VALUE: Valid Assessment of Learning in Undergraduate Education
Project Description
As institutions are asked to document the quality of student learning and to raise retention and graduation rates, the VALUE project will begin to define, document, assess, and strengthen student achievement of the essential learning outcomes in undergraduate education. Recognizing that there are no standardized tests for many of the essential outcomes of an undergraduate education, the VALUE project will develop ways for students and institutions to collect convincing evidence of student learning
- drawn primarily from the work students complete through their required curriculum,
- assessed by well-developed campus rubrics and judgments of selected experts, and
- organized in electronic portfolios (e-portfolios) that can be organized and presented in ways appropriate for different audiences.

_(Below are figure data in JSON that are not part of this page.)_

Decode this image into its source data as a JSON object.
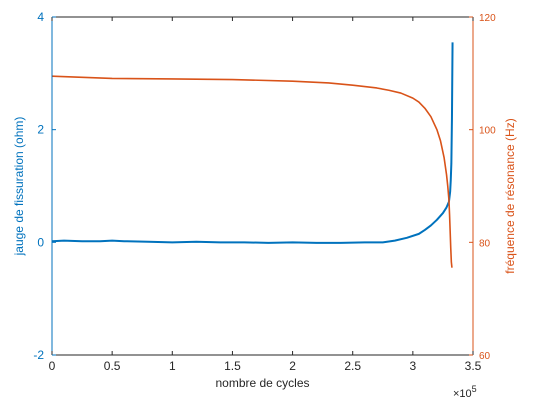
{
  "chart_data": {
    "type": "line",
    "title": "",
    "xlabel": "nombre de cycles",
    "x_exponent_label": "×10",
    "x_exponent": "5",
    "xlim": [
      0,
      3.5
    ],
    "x_scale_note": "×10^5",
    "x_ticks": [
      0,
      0.5,
      1,
      1.5,
      2,
      2.5,
      3,
      3.5
    ],
    "x_tick_labels": [
      "0",
      "0.5",
      "1",
      "1.5",
      "2",
      "2.5",
      "3",
      "3.5"
    ],
    "grid": true,
    "left_axis": {
      "label": "jauge de fissuration (ohm)",
      "color": "#0072BD",
      "ylim": [
        -2,
        4
      ],
      "ticks": [
        -2,
        0,
        2,
        4
      ],
      "tick_labels": [
        "-2",
        "0",
        "2",
        "4"
      ]
    },
    "right_axis": {
      "label": "fréquence de résonance (Hz)",
      "color": "#D95319",
      "ylim": [
        60,
        120
      ],
      "ticks": [
        60,
        80,
        100,
        120
      ],
      "tick_labels": [
        "60",
        "80",
        "100",
        "120"
      ]
    },
    "series": [
      {
        "axis": "left",
        "color": "#0072BD",
        "x": [
          0,
          0.1,
          0.25,
          0.4,
          0.5,
          0.6,
          0.8,
          1.0,
          1.2,
          1.4,
          1.6,
          1.8,
          2.0,
          2.2,
          2.4,
          2.6,
          2.75,
          2.85,
          2.95,
          3.05,
          3.1,
          3.15,
          3.2,
          3.25,
          3.28,
          3.3,
          3.31,
          3.315,
          3.32,
          3.325,
          3.33
        ],
        "y": [
          0.02,
          0.03,
          0.02,
          0.02,
          0.03,
          0.02,
          0.01,
          0.0,
          0.01,
          0.0,
          0.0,
          -0.01,
          0.0,
          -0.01,
          -0.01,
          0.0,
          0.0,
          0.03,
          0.08,
          0.15,
          0.22,
          0.3,
          0.4,
          0.52,
          0.62,
          0.72,
          0.9,
          1.1,
          1.4,
          2.2,
          3.55
        ]
      },
      {
        "axis": "right",
        "color": "#D95319",
        "x": [
          0,
          0.5,
          1.0,
          1.5,
          2.0,
          2.3,
          2.5,
          2.7,
          2.8,
          2.9,
          3.0,
          3.05,
          3.1,
          3.15,
          3.2,
          3.23,
          3.26,
          3.28,
          3.29,
          3.3,
          3.305,
          3.31,
          3.315,
          3.32,
          3.325
        ],
        "y": [
          109.5,
          109.1,
          109.0,
          108.9,
          108.6,
          108.3,
          107.9,
          107.4,
          107.0,
          106.5,
          105.6,
          104.9,
          103.8,
          102.3,
          100.0,
          98.0,
          95.0,
          92.0,
          90.0,
          87.5,
          85.0,
          82.0,
          79.0,
          76.5,
          75.5
        ]
      }
    ]
  }
}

A project advisory board of leaders in assessment, student development, various disciplines, and e-portfolio development and usage will examine the available research on student achievement of key learning outcomes and identify best practices to achieve and measure student progress. The e-portfolio is an ideal format for collecting evidence of student learning, especially for those outcomes not amenable nor appropriate for standardized measurement. Additionally, e-portfolios can facilitate student reflection upon and engagement with their own learning across multi-year degree programs, across different institutions, and across diverse learning styles while helping students to set and achieve personal learning goals.
AAC&U staff, the advisory board and selected campus consultants will conduct a national audit to identify best practices for achieving and assessing essential learning outcomes in the context of the required college curriculum, while also assembling a collection of rubrics for ascending levels of accomplishment. Investigating the range of outcomes and the criteria considered critical for assessing student achievement of each outcome will uncover the extent to which there are similarities among campuses. By identifying outcomes in terms of expectations for demonstrated student learning among disparate campuses, a valuable basis for comparing levels of learning through the curriculum will emerge. This will be especially useful as students, parents, employers and policy makers seek valid representations of student academic accomplishment. E-portfolios provide both a transparent and portable medium for showcasing the broad range of complex ways students are asked to demonstrate their knowledge and abilities for purposes such as graduate school and job applications as well as to benchmark achievement among peer institutions.
Supported by a grant from The State Farm Companies Foundation and the Fund for the Improvement of Postsecondary Education, the project runs May 2007 through April 2010.